Citation and Documentation
- Fairly frequently used in philosophy (so if you are thinking of going on to further study or to a career in philosophy or a literature field, it would be a good idea to become familiar with this format)
- Recommends in-text citations that refer readers to a list of works cited
- Quotations are used with a combination of signal phrases and parenthetical references
- A signal phrase indicates that something taken from a source (a quotation, summary, paraphrase, or fact) is about to be used; usually a signal phrase includes the author's name. This is a way of "introducing" your quote, and avoiding "drop quotes"… also note the colon.
- The parenthetical reference, which comes after the cited material, includes at least a page number.
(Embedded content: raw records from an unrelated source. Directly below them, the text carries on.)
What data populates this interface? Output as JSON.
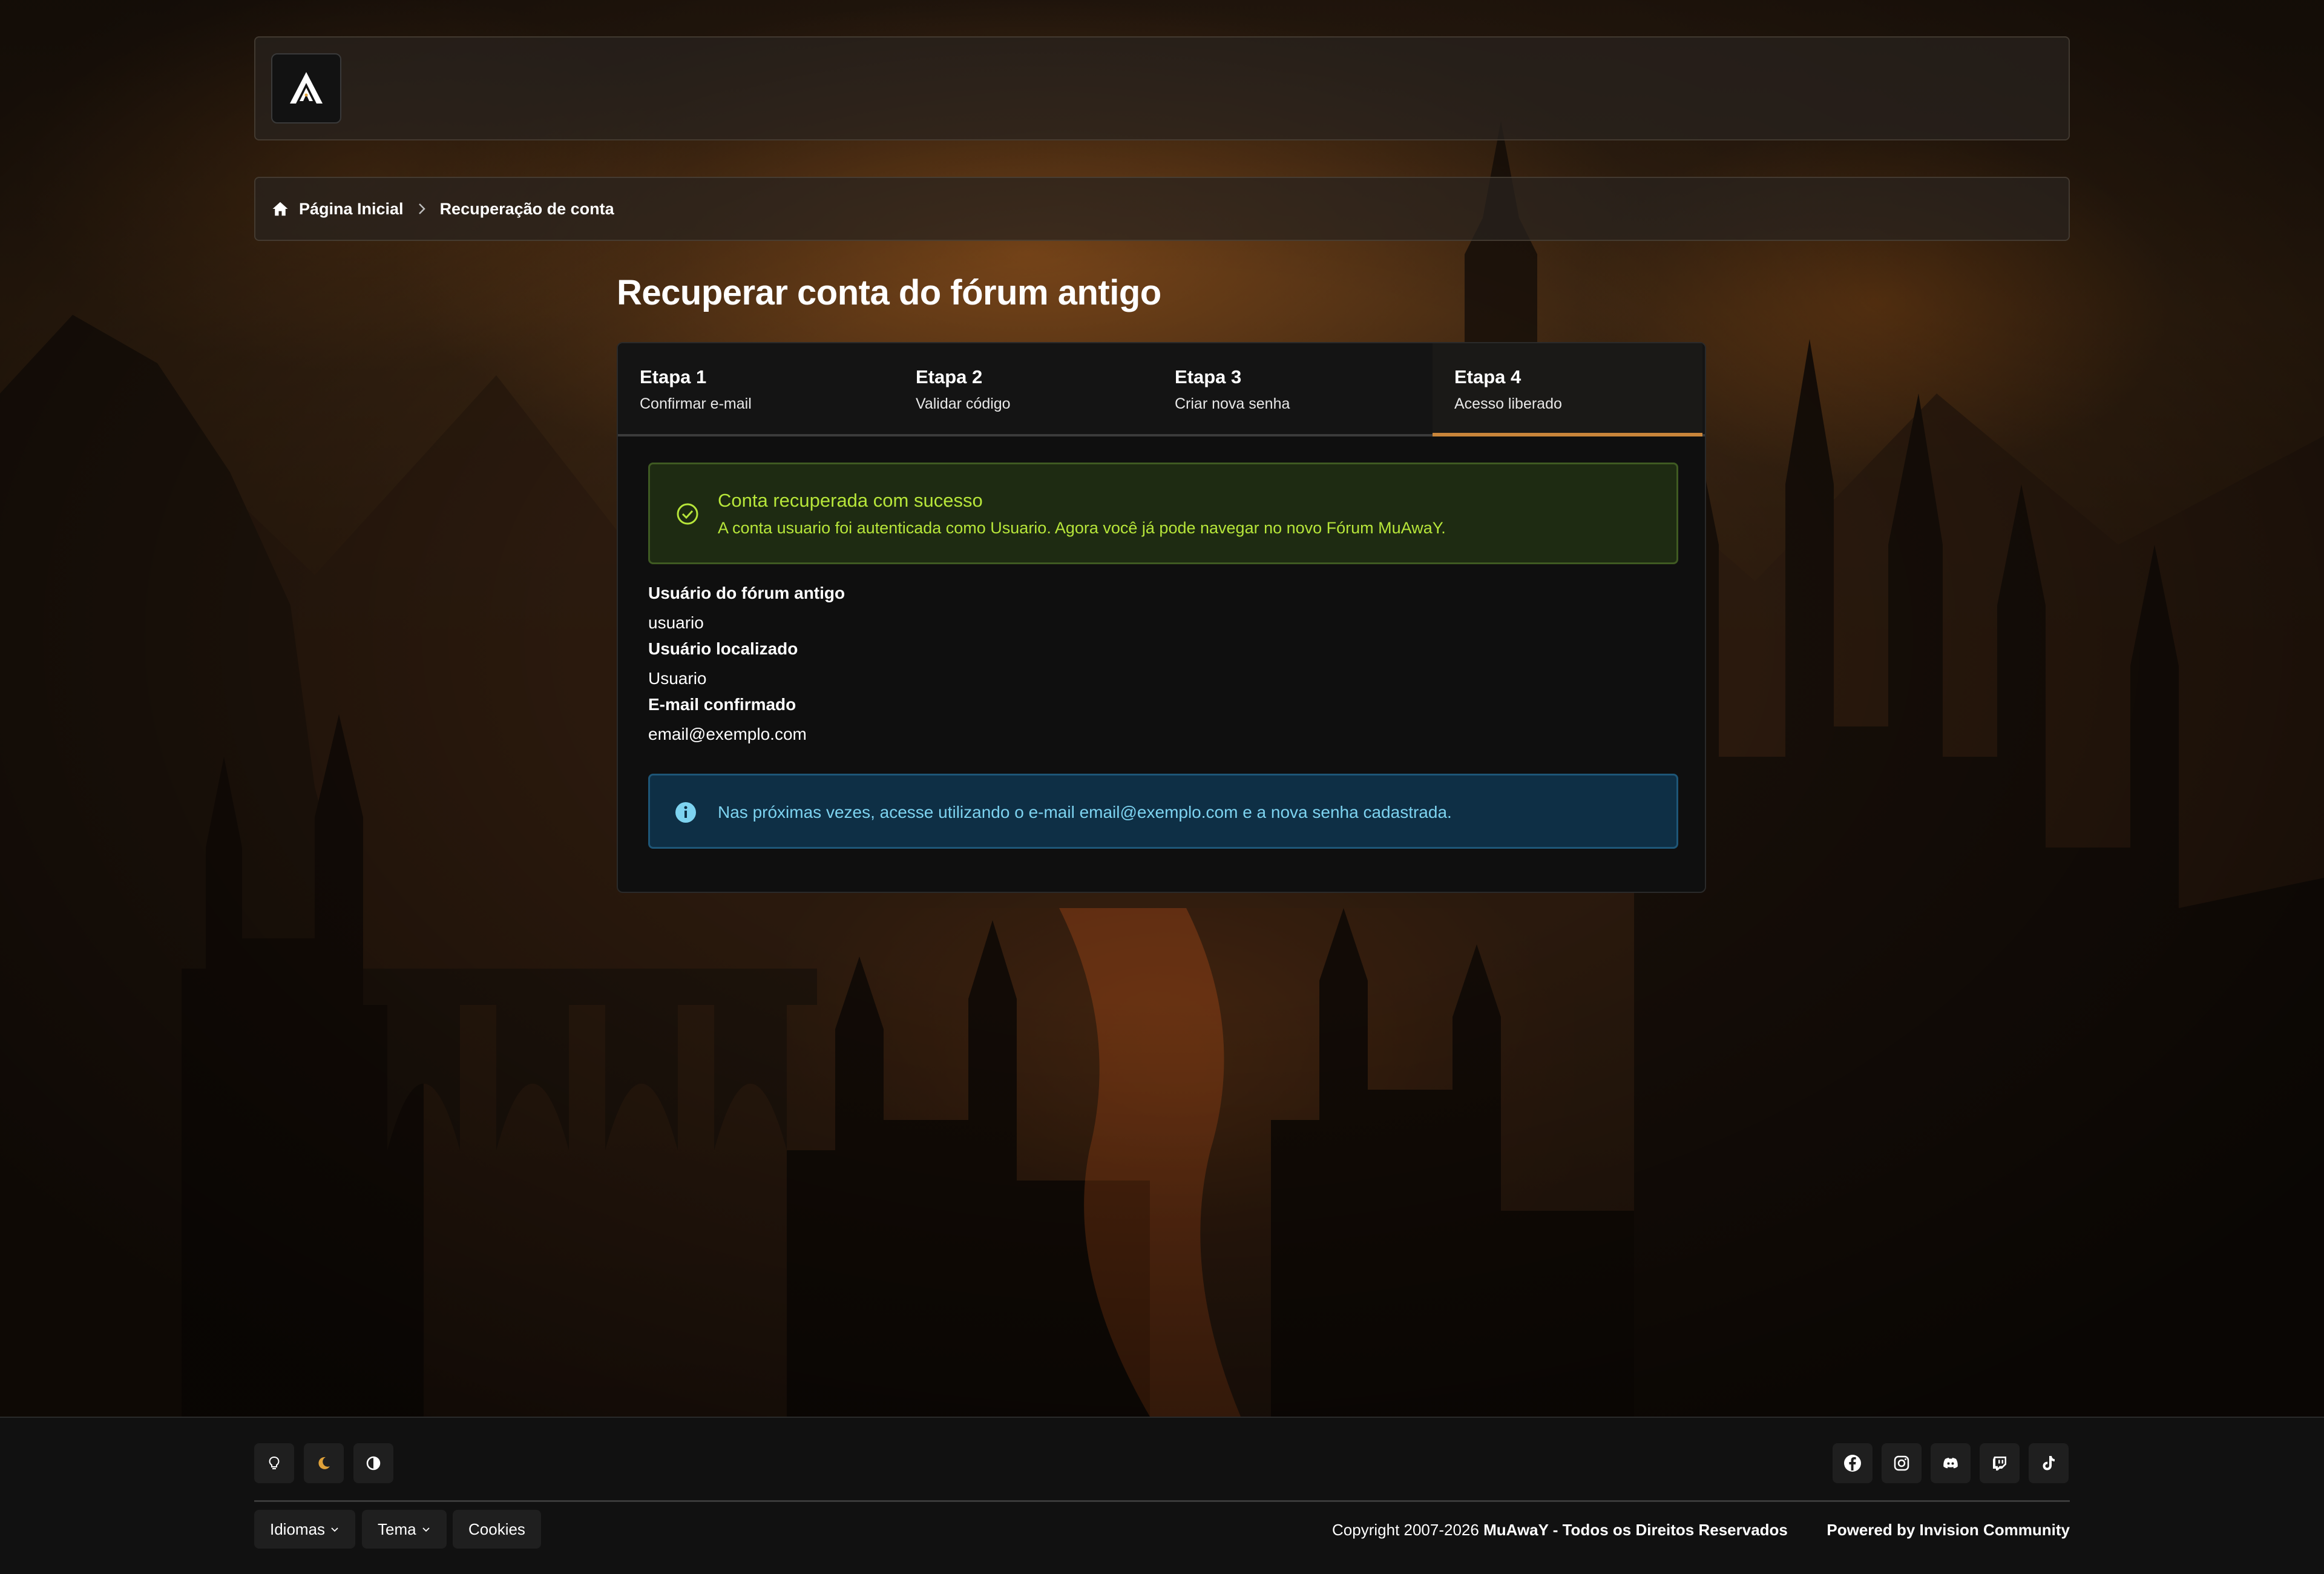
{
  "breadcrumb": {
    "home": "Página Inicial",
    "current": "Recuperação de conta"
  },
  "page": {
    "title": "Recuperar conta do fórum antigo"
  },
  "steps": [
    {
      "title": "Etapa 1",
      "desc": "Confirmar e-mail"
    },
    {
      "title": "Etapa 2",
      "desc": "Validar código"
    },
    {
      "title": "Etapa 3",
      "desc": "Criar nova senha"
    },
    {
      "title": "Etapa 4",
      "desc": "Acesso liberado"
    }
  ],
  "active_step": 4,
  "success_alert": {
    "title": "Conta recuperada com sucesso",
    "message": "A conta usuario foi autenticada como Usuario. Agora você já pode navegar no novo Fórum MuAwaY."
  },
  "fields": [
    {
      "label": "Usuário do fórum antigo",
      "value": "usuario"
    },
    {
      "label": "Usuário localizado",
      "value": "Usuario"
    },
    {
      "label": "E-mail confirmado",
      "value": "email@exemplo.com"
    }
  ],
  "info_alert": {
    "message": "Nas próximas vezes, acesse utilizando o e-mail email@exemplo.com e a nova senha cadastrada."
  },
  "footer": {
    "languages_label": "Idiomas",
    "theme_label": "Tema",
    "cookies_label": "Cookies",
    "copyright": "Copyright 2007-2026",
    "brand": "MuAwaY - Todos os Direitos Reservados",
    "powered": "Powered by Invision Community",
    "mode_icons": [
      "lightbulb-icon",
      "moon-icon",
      "contrast-icon"
    ],
    "social_icons": [
      "facebook-icon",
      "instagram-icon",
      "discord-icon",
      "twitch-icon",
      "tiktok-icon"
    ]
  },
  "colors": {
    "accent": "#c9853a",
    "success_text": "#b7e63a",
    "success_bg": "#1e2b12",
    "info_text": "#7dd3f0",
    "info_bg": "#0e2f45",
    "moon_active": "#e0a23a"
  }
}
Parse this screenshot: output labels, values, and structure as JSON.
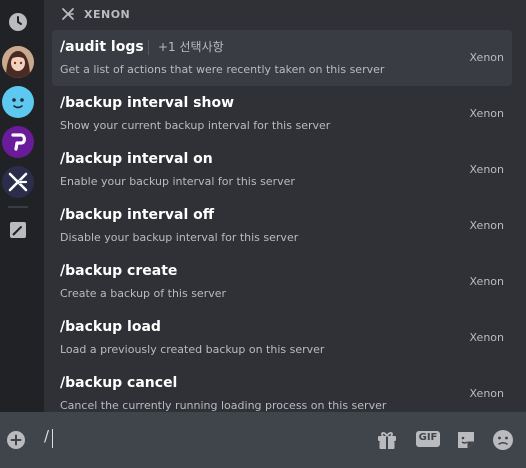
{
  "bot": {
    "name": "XENON"
  },
  "commands": [
    {
      "name": "/audit logs",
      "extra": "+1 선택사항",
      "description": "Get a list of actions that were recently taken on this server",
      "bot": "Xenon"
    },
    {
      "name": "/backup interval show",
      "extra": "",
      "description": "Show your current backup interval for this server",
      "bot": "Xenon"
    },
    {
      "name": "/backup interval on",
      "extra": "",
      "description": "Enable your backup interval for this server",
      "bot": "Xenon"
    },
    {
      "name": "/backup interval off",
      "extra": "",
      "description": "Disable your backup interval for this server",
      "bot": "Xenon"
    },
    {
      "name": "/backup create",
      "extra": "",
      "description": "Create a backup of this server",
      "bot": "Xenon"
    },
    {
      "name": "/backup load",
      "extra": "",
      "description": "Load a previously created backup on this server",
      "bot": "Xenon"
    },
    {
      "name": "/backup cancel",
      "extra": "",
      "description": "Cancel the currently running loading process on this server",
      "bot": "Xenon"
    }
  ],
  "input": {
    "value": "/"
  },
  "rail": {
    "items": [
      {
        "icon": "clock-icon"
      },
      {
        "icon": "avatar-anime"
      },
      {
        "icon": "avatar-smiley"
      },
      {
        "icon": "avatar-p-logo"
      },
      {
        "icon": "xenon-logo"
      },
      {
        "icon": "pencil-icon"
      }
    ]
  },
  "colors": {
    "accent": "#5865f2",
    "purple": "#6a1b9a",
    "cyan": "#5dc9f0",
    "selected": "#393c43"
  },
  "toolbar": {
    "gif_label": "GIF"
  }
}
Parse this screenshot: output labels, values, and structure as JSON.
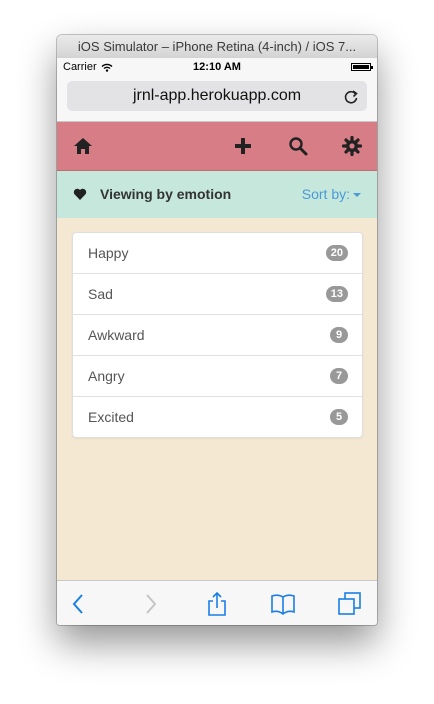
{
  "window": {
    "title": "iOS Simulator – iPhone Retina (4-inch) / iOS 7..."
  },
  "status_bar": {
    "carrier": "Carrier",
    "time": "12:10 AM"
  },
  "address_bar": {
    "url": "jrnl-app.herokuapp.com"
  },
  "navbar": {
    "background": "#d67d85",
    "icons": [
      "home-icon",
      "plus-icon",
      "search-icon",
      "gear-icon"
    ]
  },
  "subheader": {
    "title": "Viewing by emotion",
    "sort_label": "Sort by:",
    "background": "#c6e8dc",
    "accent": "#4a9ad8"
  },
  "emotions": [
    {
      "label": "Happy",
      "count": "20"
    },
    {
      "label": "Sad",
      "count": "13"
    },
    {
      "label": "Awkward",
      "count": "9"
    },
    {
      "label": "Angry",
      "count": "7"
    },
    {
      "label": "Excited",
      "count": "5"
    }
  ],
  "page_background": "#f5e8d3",
  "toolbar": {
    "icons": [
      "back-icon",
      "forward-icon",
      "share-icon",
      "bookmarks-icon",
      "tabs-icon"
    ]
  }
}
- Example of in-text citation in MLA format: In the dialogue Phaedo in Plato's Five Dialogues, Socrates lists qualities that should enable one to have courage in the face of death: "A man should be of good cheer about his own soul, if during life he has ignored the pleasure of the body and its ornamentation as of no concern to him and doing him more harm than good, but has seriously concerned himself with the pleasures of learning, and adorned his soul not with alien but with its own ornaments, namely, moderation, righteousness, courage, freedom, and truth, and in that state awaits his journey to the underworld" (151).
- In parentheses at the end of the sentence, after quotation marks close but before the period, include only the page number.
- Then in the Works Cited list, include:
Plato. Five Dialogues. Trans. G.M.A. Grube. Indianapolis: Hackett Publishing Co. Inc., 2002.
- If you use MLA format, remember to include in the Works Cited section all sources of the quotations and paraphrases you have used.
- See the remarks below on Stephanus numbers in quotations from Plato, and Bekker numbers in quotations from Aristotle.
Further Examples of MLA Format
A. Quoting a source (excerpt from R. Cherubin, "Is There Paradox in the Fragments of Parmenides," paper presented at the Society for Ancient Greek Philosophy conference, October 2007):
Are there paradoxes in the fragments of Parmenides? In Carl Kalwaitis' compact formulation, a paradox is a "sustained contradiction" in which
"[t]hat which contradicts and that which is contradicted are equally convincing, and there are no readily available means of determining that one or the other is the case" (italics in original). There is in a paradox "a certain tension between an 'is' and an 'is not'" (362). On the surface there do appear to be contradictions in the fragments of Parmenides, contradictions both verbal (declarations that seem to contradict one another) and pragmatic (injunctions that seem to be violated). More than a tension between an 'is' and an 'is not,' there seem in Parmenides to be tensions between 'is' and 'is not' in general.
B. Summarizing, or otherwise referring to, information gathered from a source (from R. Cherubin, "Aletheia from Poetry into Philosophy: Homer to Parmenides," forthcoming in W. Wians, ed., Mythos and Logos, SUNY Press):
The problem is that dike seems to enforce accounts of what is that are incompatible with one another. Inquiry, especially if it is understood to be oriented toward aletheia, seems to require the same things. As Cole and Constantineau have argued, to give the aletheia concerning something is to say what is the case, as it is, without distortion, omission, or embellishment. To do this, one must present the thing in its proper context. At least in Parmenides' contemporaries Pindar and Bacchylides, that involves tracing it to its origins, showing how and why it is as it is.
(If more than one work by Cole or Constantineau is discussed, then the mentions of their names should be followed by the dates of the relevant works: Cole 1983, etc.)
C. Works Cited (this would be on a separate page)
Cole, Thomas. "Archaic Truth." Quaderni Urbinati di Cultura Classica 42 (1983): 7-28.
Constantineau, Philippe. "La Question de la vérité chez Parménide." Phoenix 41 (1987): 217-240.
Kalwaitis, Carl. "The Origin of Paradox and its Relation to Philosophical Reflection." Philosophy Today 42 (1998): 361-374.